Maar daarna gaat hij zijn eigen weg. Hij gooit de volgorde van de vertelling om
en wijdt uit over een potje sneeuwballen gooien waar Dickens het alleen over de
Londense mist heeft. Soms levert dat spitse zinnen op. Over Scrooge: ‘Zijn
uitstraling was zo koud, dat klanten die hartje zomer op zijn kantoor kwamen
een trui aantrokken.’ En: ‘Niemand vond hem aardig. Niemand die ooit zou
zeggen: Scrooge is binnen, het feest kan beginnen.’
Maar aan de andere kant zegt hij
over twee heren die bij Scrooge aankloppen: ‘Ze kwamen collecteren voor de
daklozen, de armen en verder iedereen die zich in deze maatschappij niet
gehoord voelde.’ Met zo’n zin sla je de sfeer van Dickens helemaal plat.
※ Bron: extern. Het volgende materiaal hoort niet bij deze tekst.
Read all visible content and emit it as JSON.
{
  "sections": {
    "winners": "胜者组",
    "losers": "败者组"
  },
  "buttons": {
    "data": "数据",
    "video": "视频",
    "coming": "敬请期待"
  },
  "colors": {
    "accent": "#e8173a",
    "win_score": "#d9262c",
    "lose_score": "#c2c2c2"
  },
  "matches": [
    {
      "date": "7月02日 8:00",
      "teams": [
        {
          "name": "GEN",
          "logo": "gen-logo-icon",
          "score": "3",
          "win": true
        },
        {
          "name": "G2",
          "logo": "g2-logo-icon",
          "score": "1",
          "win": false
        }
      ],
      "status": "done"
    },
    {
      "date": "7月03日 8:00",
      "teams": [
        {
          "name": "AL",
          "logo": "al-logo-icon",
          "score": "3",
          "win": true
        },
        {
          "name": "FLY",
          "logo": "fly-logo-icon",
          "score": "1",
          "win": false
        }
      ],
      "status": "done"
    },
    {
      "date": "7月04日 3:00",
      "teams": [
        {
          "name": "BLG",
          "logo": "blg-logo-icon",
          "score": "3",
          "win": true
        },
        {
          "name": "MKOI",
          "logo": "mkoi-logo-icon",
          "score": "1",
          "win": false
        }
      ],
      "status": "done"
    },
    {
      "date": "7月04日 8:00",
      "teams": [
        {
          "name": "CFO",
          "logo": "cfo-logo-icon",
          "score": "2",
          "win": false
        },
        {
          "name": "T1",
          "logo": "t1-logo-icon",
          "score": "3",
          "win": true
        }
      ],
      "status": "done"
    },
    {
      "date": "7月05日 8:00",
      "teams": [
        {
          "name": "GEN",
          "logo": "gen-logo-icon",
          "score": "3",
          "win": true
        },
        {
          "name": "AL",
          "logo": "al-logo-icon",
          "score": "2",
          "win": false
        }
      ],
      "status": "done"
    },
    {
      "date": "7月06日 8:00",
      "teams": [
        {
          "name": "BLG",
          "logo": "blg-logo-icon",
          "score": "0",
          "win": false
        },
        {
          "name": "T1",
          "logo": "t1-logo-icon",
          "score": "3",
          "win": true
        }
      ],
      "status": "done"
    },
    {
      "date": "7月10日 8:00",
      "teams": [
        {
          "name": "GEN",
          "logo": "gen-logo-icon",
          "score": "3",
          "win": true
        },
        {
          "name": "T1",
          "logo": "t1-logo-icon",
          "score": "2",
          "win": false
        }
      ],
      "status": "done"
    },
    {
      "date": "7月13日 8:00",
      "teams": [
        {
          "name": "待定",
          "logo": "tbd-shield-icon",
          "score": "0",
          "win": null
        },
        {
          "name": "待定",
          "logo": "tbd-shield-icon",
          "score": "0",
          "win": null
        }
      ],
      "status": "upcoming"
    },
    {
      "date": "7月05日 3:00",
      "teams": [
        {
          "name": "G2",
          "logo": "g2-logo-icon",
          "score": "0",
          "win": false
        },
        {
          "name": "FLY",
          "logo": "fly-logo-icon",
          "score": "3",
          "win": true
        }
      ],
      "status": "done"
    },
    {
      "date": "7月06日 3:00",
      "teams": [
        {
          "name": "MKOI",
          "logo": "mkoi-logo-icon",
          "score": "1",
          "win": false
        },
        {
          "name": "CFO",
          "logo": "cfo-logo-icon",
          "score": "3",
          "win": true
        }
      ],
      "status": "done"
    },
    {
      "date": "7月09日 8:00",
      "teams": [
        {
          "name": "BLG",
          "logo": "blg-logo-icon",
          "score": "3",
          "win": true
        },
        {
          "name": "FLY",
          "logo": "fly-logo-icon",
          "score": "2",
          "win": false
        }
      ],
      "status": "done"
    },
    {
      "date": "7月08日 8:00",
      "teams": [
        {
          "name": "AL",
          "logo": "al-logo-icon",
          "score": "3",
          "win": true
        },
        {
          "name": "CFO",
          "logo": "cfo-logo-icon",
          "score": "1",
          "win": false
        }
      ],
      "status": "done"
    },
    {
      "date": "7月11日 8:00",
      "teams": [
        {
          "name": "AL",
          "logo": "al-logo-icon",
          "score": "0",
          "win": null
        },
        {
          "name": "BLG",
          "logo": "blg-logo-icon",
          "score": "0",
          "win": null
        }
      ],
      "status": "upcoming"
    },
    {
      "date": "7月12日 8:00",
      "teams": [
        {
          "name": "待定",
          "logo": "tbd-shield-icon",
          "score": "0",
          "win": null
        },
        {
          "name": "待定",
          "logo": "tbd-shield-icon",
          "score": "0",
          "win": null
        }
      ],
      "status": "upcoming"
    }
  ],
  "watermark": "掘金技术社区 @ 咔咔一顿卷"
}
In de
huizen branden dan wel haardvuren, maar een dressing-gown wordt bij van Vleuten
een pyjama, al gaan de illustratoren daar duidelijk niet in mee, zij schilderen
en tekenen Scrooge met een ouderwets nachtkleed en een slaapmuts. Op die manier
valt het boek tussen twee stoelen. Omdat de auteur-bewerker zoveel vertelstof
weg moet laten, mist hij vaak het leuke van Dickens, die Scrooge bij thuiskomst
bijvoorbeeld onder de bedden, achter de kasten en zelfs in zijn nachthemd laat
kijken om er zeker van te zijn dat er niemand is. De tweede geest wordt niet
grijs zoals bij Dickens, maar kaal, met als repliek: ‘Kaal zijn is niet erg. Je
hebt alleen geen haar meer.’ Kortom, ik mis de guitigheid van Dickens en zijn
uitbundig proza.
Ik weet niet of het zo’n goed idee is om een soort kinderversie te maken
van A Christmas Carol. Het origineel is zo grappig en rijk van taal, zo
helemaal Dickens van sfeer dat het alleen een geamputeerde versie kan worden
als je zo’n meesterwerk moet samenpersen in, zeg maar een zesde van het volume.
Dan krijg je het blote verhaal, een geraamte, ontdaan van vlees en spieren. En
omdat de bijhorende prenten telkens weer in een andere stijl zijn gemaakt,
komen ook die niet echt tot hun recht. Geen van de kunstenaars is namelijk in
staat om iets op te bouwen. Als je van Dickens wil genieten, moet je nog altijd
bij Dickens zijn.
Charles Dickens, Diederik van Vleuten, Alice Hoogstad e.a.: Het
kerstavontuur van Ebenezer Scrooge. Charles Dickens' A Christmas Carol,
Hoogland & Van Klaveren, Hoorn 2024, 43 p, : ill. ISBN 9789089674432.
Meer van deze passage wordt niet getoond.